Barrick Sells Interest in Massawa Project
The agreement includes an up-front payment of $380 million, comprised of more than 20.7 million Teranga common shares with an aggregate value of approximately $80 million, and a cash payment of approximately $300 million, plus a contingent payment of up to $50 million, which is based on the average gold price for the three-year period immediately following closing. The contingent payment is payable three years following closing.
Barrick will receive 92.5% of the total purchase price for its interest in the Massawa project, with the balance to be received by Barrick’s local Senegalese partner for its minority interest. On a pro forma basis, Barrick will hold 19.2 million Teranga common shares, representing approximately 11.45% of Teranga’s issued and outstanding common shares on closing. Barrick is providing $25 million of the $225 million syndicated debt financing secured by Teranga in connection with the transaction.

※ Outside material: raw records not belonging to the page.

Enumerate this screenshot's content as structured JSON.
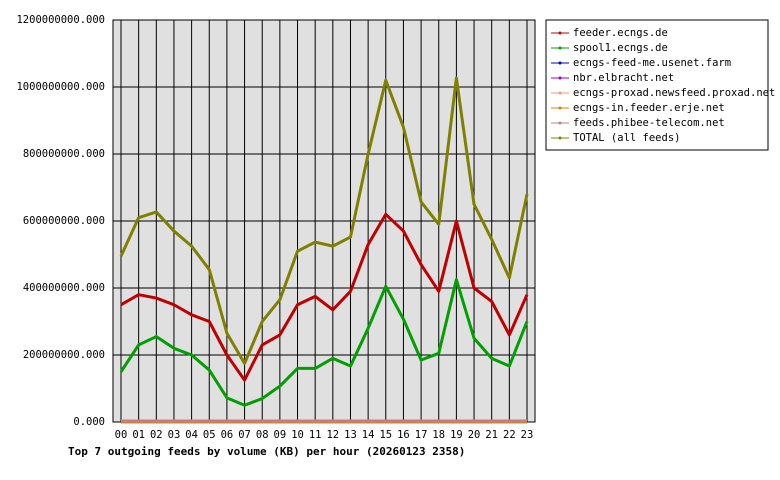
{
  "chart_data": {
    "type": "line",
    "title": "Top 7 outgoing feeds by volume (KB) per hour (20260123 2358)",
    "categories": [
      "00",
      "01",
      "02",
      "03",
      "04",
      "05",
      "06",
      "07",
      "08",
      "09",
      "10",
      "11",
      "12",
      "13",
      "14",
      "15",
      "16",
      "17",
      "18",
      "19",
      "20",
      "21",
      "22",
      "23"
    ],
    "series": [
      {
        "name": "feeder.ecngs.de",
        "color": "#c00000",
        "values": [
          350000000,
          380000000,
          370000000,
          350000000,
          320000000,
          300000000,
          200000000,
          125000000,
          230000000,
          260000000,
          350000000,
          375000000,
          335000000,
          390000000,
          530000000,
          620000000,
          570000000,
          470000000,
          390000000,
          600000000,
          400000000,
          360000000,
          260000000,
          380000000
        ]
      },
      {
        "name": "spool1.ecngs.de",
        "color": "#00a000",
        "values": [
          150000000,
          230000000,
          255000000,
          220000000,
          200000000,
          155000000,
          72000000,
          50000000,
          70000000,
          107000000,
          160000000,
          160000000,
          190000000,
          167000000,
          280000000,
          405000000,
          307000000,
          185000000,
          205000000,
          425000000,
          250000000,
          190000000,
          167000000,
          300000000
        ]
      },
      {
        "name": "ecngs-feed-me.usenet.farm",
        "color": "#0000c0",
        "values": [
          0,
          0,
          0,
          0,
          0,
          0,
          0,
          0,
          0,
          0,
          0,
          0,
          0,
          0,
          0,
          0,
          0,
          0,
          0,
          0,
          0,
          0,
          0,
          0
        ]
      },
      {
        "name": "nbr.elbracht.net",
        "color": "#a000c0",
        "values": [
          0,
          0,
          0,
          0,
          0,
          0,
          0,
          0,
          0,
          0,
          0,
          0,
          0,
          0,
          0,
          0,
          0,
          0,
          0,
          0,
          0,
          0,
          0,
          0
        ]
      },
      {
        "name": "ecngs-proxad.newsfeed.proxad.net",
        "color": "#ff9080",
        "values": [
          0,
          0,
          0,
          0,
          0,
          0,
          0,
          0,
          0,
          0,
          0,
          0,
          0,
          0,
          0,
          0,
          0,
          0,
          0,
          0,
          0,
          0,
          0,
          0
        ]
      },
      {
        "name": "ecngs-in.feeder.erje.net",
        "color": "#e08000",
        "values": [
          0,
          0,
          0,
          0,
          0,
          0,
          0,
          0,
          0,
          0,
          0,
          0,
          0,
          0,
          0,
          0,
          0,
          0,
          0,
          0,
          0,
          0,
          0,
          0
        ]
      },
      {
        "name": "feeds.phibee-telecom.net",
        "color": "#c08080",
        "values": [
          3000000,
          3000000,
          3000000,
          3000000,
          3000000,
          3000000,
          3000000,
          3000000,
          3000000,
          3000000,
          3000000,
          3000000,
          3000000,
          3000000,
          3000000,
          3000000,
          3000000,
          3000000,
          3000000,
          3000000,
          3000000,
          3000000,
          3000000,
          3000000
        ]
      },
      {
        "name": "TOTAL (all feeds)",
        "color": "#808000",
        "values": [
          495000000,
          610000000,
          627000000,
          570000000,
          525000000,
          455000000,
          265000000,
          175000000,
          300000000,
          365000000,
          510000000,
          537000000,
          525000000,
          552000000,
          800000000,
          1020000000,
          880000000,
          657000000,
          590000000,
          1027000000,
          650000000,
          545000000,
          430000000,
          680000000
        ]
      }
    ],
    "ylim": [
      0,
      1200000000
    ],
    "yticks": [
      {
        "value": 0,
        "label": "0.000"
      },
      {
        "value": 200000000,
        "label": "200000000.000"
      },
      {
        "value": 400000000,
        "label": "400000000.000"
      },
      {
        "value": 600000000,
        "label": "600000000.000"
      },
      {
        "value": 800000000,
        "label": "800000000.000"
      },
      {
        "value": 1000000000,
        "label": "1000000000.000"
      },
      {
        "value": 1200000000,
        "label": "1200000000.000"
      }
    ],
    "grid": true
  }
}
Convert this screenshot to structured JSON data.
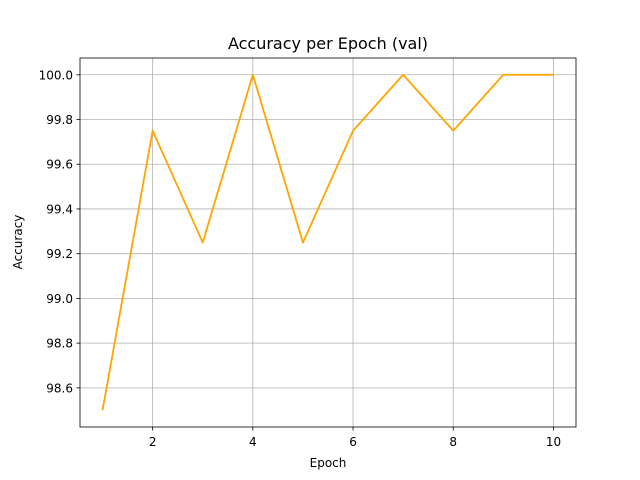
{
  "chart_data": {
    "type": "line",
    "title": "Accuracy per Epoch (val)",
    "xlabel": "Epoch",
    "ylabel": "Accuracy",
    "x": [
      1,
      2,
      3,
      4,
      5,
      6,
      7,
      8,
      9,
      10
    ],
    "series": [
      {
        "values": [
          98.5,
          99.75,
          99.25,
          100.0,
          99.25,
          99.75,
          100.0,
          99.75,
          100.0,
          100.0
        ],
        "color": "#ffa500"
      }
    ],
    "xlim": [
      0.55,
      10.45
    ],
    "ylim": [
      98.425,
      100.075
    ],
    "xticks": [
      2,
      4,
      6,
      8,
      10
    ],
    "xtick_labels": [
      "2",
      "4",
      "6",
      "8",
      "10"
    ],
    "yticks": [
      98.6,
      98.8,
      99.0,
      99.2,
      99.4,
      99.6,
      99.8,
      100.0
    ],
    "ytick_labels": [
      "98.6",
      "98.8",
      "99.0",
      "99.2",
      "99.4",
      "99.6",
      "99.8",
      "100.0"
    ],
    "grid": true,
    "legend": false
  }
}
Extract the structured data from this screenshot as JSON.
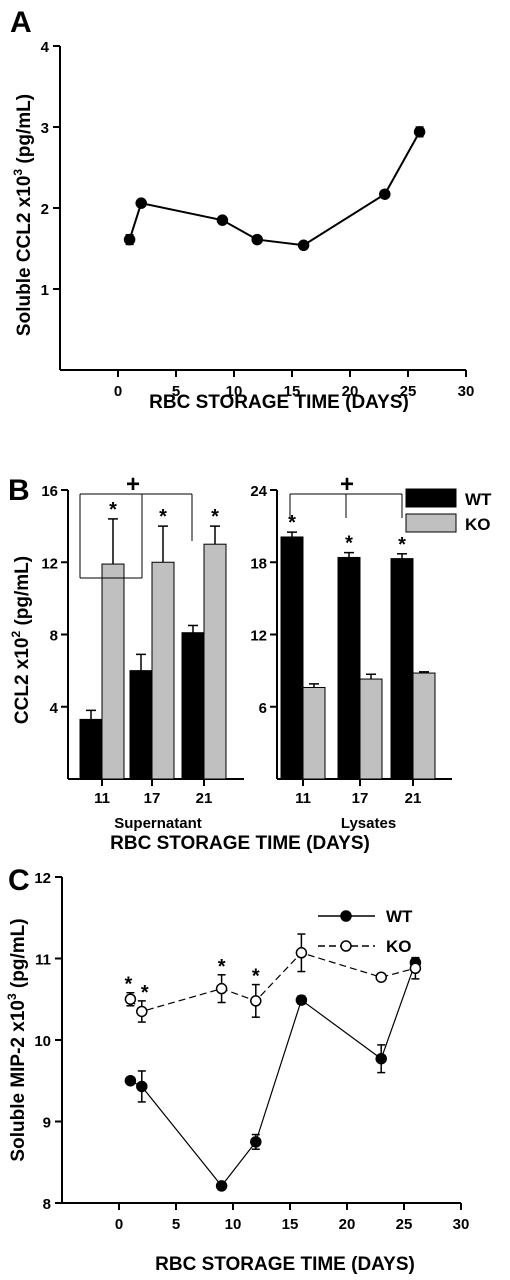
{
  "chart_data": [
    {
      "panel": "A",
      "type": "line",
      "xlabel": "RBC STORAGE TIME (DAYS)",
      "ylabel_main": "Soluble CCL2 x10",
      "ylabel_exp": "3",
      "ylabel_unit": " (pg/mL)",
      "xlim": [
        -5,
        30
      ],
      "ylim": [
        0,
        4
      ],
      "xticks": [
        0,
        5,
        10,
        15,
        20,
        25,
        30
      ],
      "yticks": [
        1,
        2,
        3,
        4
      ],
      "series": [
        {
          "x": [
            1,
            2,
            9,
            12,
            16,
            23,
            26
          ],
          "y": [
            1.61,
            2.06,
            1.85,
            1.61,
            1.54,
            2.17,
            2.94
          ],
          "err": [
            0.06,
            0.03,
            0.03,
            0.04,
            0.02,
            0.04,
            0.06
          ]
        }
      ]
    },
    {
      "panel": "B",
      "type": "bar",
      "xlabel": "RBC STORAGE TIME (DAYS)",
      "ylabel_main": "CCL2 x10",
      "ylabel_exp": "2",
      "ylabel_unit": " (pg/mL)",
      "legend": [
        "WT",
        "KO"
      ],
      "groups": [
        {
          "name": "Supernatant",
          "categories": [
            "11",
            "17",
            "21"
          ],
          "ylim": [
            0,
            16
          ],
          "yticks": [
            4,
            8,
            12,
            16
          ],
          "series": [
            {
              "name": "WT",
              "values": [
                3.3,
                6.0,
                8.1
              ],
              "err": [
                0.5,
                0.9,
                0.4
              ]
            },
            {
              "name": "KO",
              "values": [
                11.9,
                12.0,
                13.0
              ],
              "err": [
                2.5,
                2.0,
                1.0
              ]
            }
          ],
          "stars": [
            "*",
            "*",
            "*"
          ],
          "plus": "+"
        },
        {
          "name": "Lysates",
          "categories": [
            "11",
            "17",
            "21"
          ],
          "ylim": [
            0,
            24
          ],
          "yticks": [
            6,
            12,
            18,
            24
          ],
          "series": [
            {
              "name": "WT",
              "values": [
                20.1,
                18.4,
                18.3
              ],
              "err": [
                0.4,
                0.4,
                0.4
              ]
            },
            {
              "name": "KO",
              "values": [
                7.6,
                8.3,
                8.8
              ],
              "err": [
                0.3,
                0.4,
                0.1
              ]
            }
          ],
          "stars": [
            "*",
            "*",
            "*"
          ],
          "plus": "+"
        }
      ]
    },
    {
      "panel": "C",
      "type": "line",
      "xlabel": "RBC STORAGE TIME (DAYS)",
      "ylabel_main": "Soluble MIP-2 x10",
      "ylabel_exp": "3",
      "ylabel_unit": " (pg/mL)",
      "xlim": [
        -5,
        30
      ],
      "ylim": [
        8,
        12
      ],
      "xticks": [
        0,
        5,
        10,
        15,
        20,
        25,
        30
      ],
      "yticks": [
        8,
        9,
        10,
        11,
        12
      ],
      "legend": [
        "WT",
        "KO"
      ],
      "series": [
        {
          "name": "WT",
          "x": [
            1,
            2,
            9,
            12,
            16,
            23,
            26
          ],
          "y": [
            9.5,
            9.43,
            8.21,
            8.75,
            10.49,
            9.77,
            10.95
          ],
          "err": [
            0.04,
            0.19,
            0.03,
            0.09,
            0.05,
            0.17,
            0.06
          ]
        },
        {
          "name": "KO",
          "x": [
            1,
            2,
            9,
            12,
            16,
            23,
            26
          ],
          "y": [
            10.5,
            10.35,
            10.63,
            10.48,
            11.07,
            10.77,
            10.88
          ],
          "err": [
            0.08,
            0.13,
            0.17,
            0.2,
            0.23,
            0.04,
            0.13
          ]
        }
      ],
      "stars": [
        {
          "x": 1,
          "label": "*"
        },
        {
          "x": 2,
          "label": "*"
        },
        {
          "x": 9,
          "label": "*"
        },
        {
          "x": 12,
          "label": "*"
        }
      ]
    }
  ]
}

Barrick will have the right to nominate one Teranga director for as long as it retains at least a 10% equity interest in Teranga. Barrick President and Chief Executive Mark Bristow said the group had been pursuing the best means of bringing Massawa — discovered by its legacy company Randgold Resources 10 years ago — to account for the full benefit of all stakeholders. The agreement with Teranga, which will realize the full value of this asset and create a substantial new West African gold mining company with significant African ownership, is the outcome of this process.
The transaction is expected to close in the first quarter of 2020 and is subject to receipt of the Massawa exploitation license and residual exploration license from the government of Senegal, certain other acknowledgments from the government of Senegal and other customary closing conditions.